New White list from 01.01.2021
According to the Income Tax Act, the Ministry of Finance of the Slovak Republic has issued a new list of states with which the Slovak Republic has concluded an international double tax treaty or an international treaty on the exchange of tax information, or states that are parties to an international treaty containing exchange provisions information for tax purposes to a similar extent to which this state and the Slovak Republic are bound. The following countries are excluded from this new list:
• countries that appear on the European Union list of non-cooperating States for tax purposes, published in the Official Journal of the European Union as at 1 January of the calendar year, or
• countries that do not apply corporate income tax, or
• apply a zero corporate tax rate.
The EU List of jurisdictions that do not cooperate for tax purposes was used as basis for compiling the list of cooperating states for 2021.

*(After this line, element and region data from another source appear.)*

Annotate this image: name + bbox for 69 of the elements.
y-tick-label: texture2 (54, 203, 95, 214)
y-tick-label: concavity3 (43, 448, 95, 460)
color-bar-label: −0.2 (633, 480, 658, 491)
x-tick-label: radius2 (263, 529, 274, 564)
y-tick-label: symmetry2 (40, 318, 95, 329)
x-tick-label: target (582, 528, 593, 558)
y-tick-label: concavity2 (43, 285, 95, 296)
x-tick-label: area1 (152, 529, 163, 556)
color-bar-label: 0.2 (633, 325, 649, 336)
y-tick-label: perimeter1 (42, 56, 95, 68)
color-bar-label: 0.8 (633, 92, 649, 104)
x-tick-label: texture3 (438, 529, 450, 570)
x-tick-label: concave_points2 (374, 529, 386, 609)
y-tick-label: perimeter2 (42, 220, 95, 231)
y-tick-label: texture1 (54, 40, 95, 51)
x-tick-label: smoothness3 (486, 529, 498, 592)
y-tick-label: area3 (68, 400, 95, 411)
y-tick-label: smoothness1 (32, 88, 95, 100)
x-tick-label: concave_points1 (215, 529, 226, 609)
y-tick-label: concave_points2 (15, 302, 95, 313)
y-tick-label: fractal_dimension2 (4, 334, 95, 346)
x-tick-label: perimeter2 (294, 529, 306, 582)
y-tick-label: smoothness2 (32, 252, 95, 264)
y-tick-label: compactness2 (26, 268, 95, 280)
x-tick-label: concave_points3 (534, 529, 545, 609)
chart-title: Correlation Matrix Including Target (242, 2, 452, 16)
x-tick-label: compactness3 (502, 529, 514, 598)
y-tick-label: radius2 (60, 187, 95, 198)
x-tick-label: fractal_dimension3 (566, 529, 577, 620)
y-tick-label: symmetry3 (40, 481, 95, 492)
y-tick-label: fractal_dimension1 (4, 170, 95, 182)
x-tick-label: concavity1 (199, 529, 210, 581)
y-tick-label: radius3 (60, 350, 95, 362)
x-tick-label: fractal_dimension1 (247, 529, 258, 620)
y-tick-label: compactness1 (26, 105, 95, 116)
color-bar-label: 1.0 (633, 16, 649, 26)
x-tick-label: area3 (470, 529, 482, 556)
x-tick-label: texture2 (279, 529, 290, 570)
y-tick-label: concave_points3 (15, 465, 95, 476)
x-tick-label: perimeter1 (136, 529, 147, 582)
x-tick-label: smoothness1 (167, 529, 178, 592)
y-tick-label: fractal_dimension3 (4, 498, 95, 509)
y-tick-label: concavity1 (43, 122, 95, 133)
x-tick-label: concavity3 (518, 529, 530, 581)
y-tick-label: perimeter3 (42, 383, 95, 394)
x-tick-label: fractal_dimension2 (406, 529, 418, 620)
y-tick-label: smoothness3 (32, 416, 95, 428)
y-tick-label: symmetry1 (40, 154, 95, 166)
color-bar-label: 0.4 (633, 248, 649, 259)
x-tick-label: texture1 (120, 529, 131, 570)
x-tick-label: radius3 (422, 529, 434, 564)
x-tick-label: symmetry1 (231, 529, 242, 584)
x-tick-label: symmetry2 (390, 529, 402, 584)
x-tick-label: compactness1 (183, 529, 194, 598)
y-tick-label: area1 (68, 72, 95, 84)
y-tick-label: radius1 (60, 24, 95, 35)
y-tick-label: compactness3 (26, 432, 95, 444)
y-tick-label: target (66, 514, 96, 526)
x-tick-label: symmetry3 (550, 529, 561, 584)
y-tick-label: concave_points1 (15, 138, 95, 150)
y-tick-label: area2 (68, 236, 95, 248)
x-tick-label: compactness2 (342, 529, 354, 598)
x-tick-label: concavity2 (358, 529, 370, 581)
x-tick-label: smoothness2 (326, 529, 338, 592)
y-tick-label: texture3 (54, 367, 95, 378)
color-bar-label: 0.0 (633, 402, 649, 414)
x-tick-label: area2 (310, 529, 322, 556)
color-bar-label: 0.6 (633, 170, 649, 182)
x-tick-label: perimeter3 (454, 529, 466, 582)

When assessing the non-application of corporate tax or the application of a zero corporate tax rate, the relevant statistics of the Organization for Economic Co-operation and Development (OECD) and the analogy with corporate tax applied in the Slovak Republic are taken into account.
The list of excluded countries compared to 2020 is as follows:
• British Virgin Islands
• Cayman Islands
• Isle of Man
• United Arab Emirates
• Turks and Caicos Islands.
On the contrary, compared to 2020, the following countries have been added to the List:
• Cape Verde Islands
Although countries are excluded from the list of cooperating countries (the so-called White List), double tax treaties concluded between these countries and the Slovak Republic continue to apply. These treaties take precedence over national rules.
In the case of the above-excluded countries, no double tax treaties have been concluded except for the United Arab Emirates.
Although a double taxation treaty (further "the treaty") has been concluded with the United Arab Emirates, the country has been removed from the list of cooperating states because of new criteria in the amended Income Tax Act. We also state what impact these facts will have on the taxation of selected income generated by taxpayers from the United Arab Emirates.
The Article 11 of the treaty providing for taxation of dividends, does not include any restriction of taxation and thus the income is subject to corporate tax in the Slovak Republic. In this case, a 35% tax deduction will be applied according to the Slovak Income Tax Act. For other non-cooperating countries, a withholding tax of 35% will also apply.
The taxation of interest from the United Arab Emirates will be governed by Article 12 of the treaty at the rate of 10% of the gross amount of interest. For other non-cooperating countries, a withholding tax of 35% will apply.
Taxation of royalties from the United Arab Emirates will be governed by Article 13 of the Treaty at a rate of 10% of the gross amount of royalties.